Arousal regulation: is simply to control how aroused you are in a given situation, either to psyche up if you’re feeling too calm (not focused enough); or calm down if you’re feeling too anxious or fearful. There are many techniques to control this like deep breathing, screaming, changing thoughts, etc., and is something you will need to practice to find your own peak arousal zone. I stay clear of saying relaxed (which is not the same as being calm, as to be calm is more related to your thoughts), as some riders perform better when tense and psyched up, while other perform better while completely relaxed, it’s a very individual thing.
Some would say goal setting, and this is true, but I would stay clear of outcome or performance (measurable) based goals, and focus on process goals for this scenario, which means to set goals for improving a specific technique, like a corner or standing start.
Don’t think about it! Clear your mind to think positive, confident and calming thoughts. Think the right thoughts, and think rationally!

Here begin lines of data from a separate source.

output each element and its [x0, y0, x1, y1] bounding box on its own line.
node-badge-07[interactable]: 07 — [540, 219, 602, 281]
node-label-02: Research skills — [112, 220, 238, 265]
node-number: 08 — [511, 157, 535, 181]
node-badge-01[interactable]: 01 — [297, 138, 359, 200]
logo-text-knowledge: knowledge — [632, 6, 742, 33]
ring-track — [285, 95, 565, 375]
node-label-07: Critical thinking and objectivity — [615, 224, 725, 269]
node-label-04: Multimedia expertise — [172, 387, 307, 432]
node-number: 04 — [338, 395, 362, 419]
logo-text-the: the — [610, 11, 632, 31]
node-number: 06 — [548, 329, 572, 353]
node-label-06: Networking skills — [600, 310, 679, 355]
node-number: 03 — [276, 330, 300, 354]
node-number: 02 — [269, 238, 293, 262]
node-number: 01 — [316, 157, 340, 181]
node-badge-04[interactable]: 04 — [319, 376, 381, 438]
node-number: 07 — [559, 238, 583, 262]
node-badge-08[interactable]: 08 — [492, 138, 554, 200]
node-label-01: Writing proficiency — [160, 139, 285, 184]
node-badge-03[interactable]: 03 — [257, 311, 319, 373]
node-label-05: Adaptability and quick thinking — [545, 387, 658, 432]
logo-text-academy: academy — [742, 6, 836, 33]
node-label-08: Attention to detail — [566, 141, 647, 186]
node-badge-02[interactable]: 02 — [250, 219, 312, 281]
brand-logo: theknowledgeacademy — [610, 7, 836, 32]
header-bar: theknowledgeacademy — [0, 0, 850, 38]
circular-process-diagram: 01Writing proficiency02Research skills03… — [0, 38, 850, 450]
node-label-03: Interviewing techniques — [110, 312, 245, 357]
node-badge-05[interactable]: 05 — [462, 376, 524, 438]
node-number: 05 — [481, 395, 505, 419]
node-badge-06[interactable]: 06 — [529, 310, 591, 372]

It’s important to remember this won’t change or improve over night, like anything worthwhile, it takes time and consistent practice. Each time after a ride, go through your technique and assess where you did well, and where you had trouble. Re-live the parts you rode well (Visualisation), and then apply the techniques to the parts you struggled with. This self-assessment is crucial to improvement.
Over time, and with practise, you will improve your technical skills, and perform better. Applying the techniques of sport psychology can definitely help you, so if you’re wanting to go to the next level or just conquer your fear, and are willing to put in the work, then give it a go!